38 Toen zeide de koning: Chimham zal met mij overtrekken, en ik zal hem doen, wat goed is in uw ogen; ja, alles, wat gij op mij begeren zult, zal ik u doen.
Y el rey dijo en respuesta: Deja que Quimam me acompañe, y haré por él todo lo que te parezca bien; y cualquiera que sea tu deseo, lo haré por ti.
39 Toen nu al het volk over de Jordaan gegaan was, en de koning ook was overgegaan, kuste de koning Barzillai, en zegende hem; alzo keerde hij weder naar zijn plaats.
Entonces todo el pueblo pasó por el Jordán, y el rey se acercó; y el rey le dio un beso a Barzilai, con su bendición; Y volvió a su lugar.
40 En de koning toog voort naar Gilgal, en Chimham toog met hem voort; en al het volk van Juda had den koning overgevoerd, als ook een gedeelte van het volk Israels.
Entonces el rey fue a Gilgal, y Quimam fue con él; y todo el pueblo de Judá, así como la mitad del pueblo de Israel, tomaron al rey en su camino.
41 En ziet, alle mannen van Israel kwamen tot den koning; en zij zeiden tot den koning: Waarom hebben u onze broeders, de mannen van Juda, gestolen, en hebben den koning en zijn huis over de Jordaan gevoerd, en alle mannen Davids met hem?
Entonces los hombres de Israel vinieron al rey y dijeron: ¿Por qué nuestros compatriotas de Judá te llevaron en secreto y cruzaron el Jordán con el rey y toda su familia, porque todo su pueblo son hombres de David?
42 Toen antwoordden alle mannen van Juda tegen de mannen van Israel: Omdat de koning ons na verwant is; en waarom zijt gij nu toornig over deze zaak? Hebben wij dan enigszins gegeten van des konings kost, of heeft hij ons een geschenk geschonken?
Y todos los hombres de Judá dieron esta respuesta a los hombres de Israel, porque el rey es nuestra relación cercana: ¿por qué, pues, estás enojado por esto? ¿Hemos tomado algo de la comida del rey, o nos ha dado alguna ofrenda?
43 En de mannen van Israel antwoordden den mannen van Juda, en zeiden: Wij hebben tien delen aan den koning, en ook aan David, wij, meer dan gij; waarom hebt gij ons dan gering geacht, dat ons woord niet het eerste geweest is, om onzen koning weder te halen? Maar het woord der mannen van Juda was harder dan het woord der mannen van Israel.

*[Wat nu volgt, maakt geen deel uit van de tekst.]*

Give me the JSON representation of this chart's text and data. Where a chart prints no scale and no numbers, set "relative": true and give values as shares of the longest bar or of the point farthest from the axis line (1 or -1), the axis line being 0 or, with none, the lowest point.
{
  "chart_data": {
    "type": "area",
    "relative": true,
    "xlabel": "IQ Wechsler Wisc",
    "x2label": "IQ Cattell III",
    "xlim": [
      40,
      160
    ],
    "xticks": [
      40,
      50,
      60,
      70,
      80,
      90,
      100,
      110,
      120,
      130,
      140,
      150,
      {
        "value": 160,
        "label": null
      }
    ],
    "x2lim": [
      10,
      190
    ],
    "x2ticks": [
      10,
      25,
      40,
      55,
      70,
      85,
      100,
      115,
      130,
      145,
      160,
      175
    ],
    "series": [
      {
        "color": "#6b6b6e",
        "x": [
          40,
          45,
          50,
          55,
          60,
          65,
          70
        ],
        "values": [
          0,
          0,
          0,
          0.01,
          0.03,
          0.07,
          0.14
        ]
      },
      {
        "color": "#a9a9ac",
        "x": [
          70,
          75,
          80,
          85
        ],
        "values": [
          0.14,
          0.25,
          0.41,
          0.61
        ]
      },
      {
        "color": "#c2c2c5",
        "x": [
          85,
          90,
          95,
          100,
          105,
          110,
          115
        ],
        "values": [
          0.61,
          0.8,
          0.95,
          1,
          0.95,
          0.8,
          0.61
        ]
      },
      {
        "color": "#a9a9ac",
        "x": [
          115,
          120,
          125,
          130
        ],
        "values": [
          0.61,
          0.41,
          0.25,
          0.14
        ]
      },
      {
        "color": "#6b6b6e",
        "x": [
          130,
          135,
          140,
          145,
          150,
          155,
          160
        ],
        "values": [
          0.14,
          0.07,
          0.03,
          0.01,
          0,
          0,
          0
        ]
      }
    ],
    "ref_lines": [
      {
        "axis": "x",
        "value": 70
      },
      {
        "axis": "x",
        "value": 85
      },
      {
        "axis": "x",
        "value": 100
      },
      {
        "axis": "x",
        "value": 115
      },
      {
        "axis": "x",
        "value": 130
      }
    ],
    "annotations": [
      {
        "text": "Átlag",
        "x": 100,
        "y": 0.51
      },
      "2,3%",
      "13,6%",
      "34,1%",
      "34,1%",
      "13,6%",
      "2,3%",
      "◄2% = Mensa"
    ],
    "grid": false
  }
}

Y respondiendo a los hombres de Judá, los hombres de Israel dijeron: Tenemos diez partes en el rey, y somos los primeros en orden de nacimiento, ¿por qué nos despreciaste? ¿Y no fuimos los primeros en hacer sugerencias para recuperar al rey? Y las palabras de los hombres de Judá fueron más duras que las palabras de los hombres de Israel.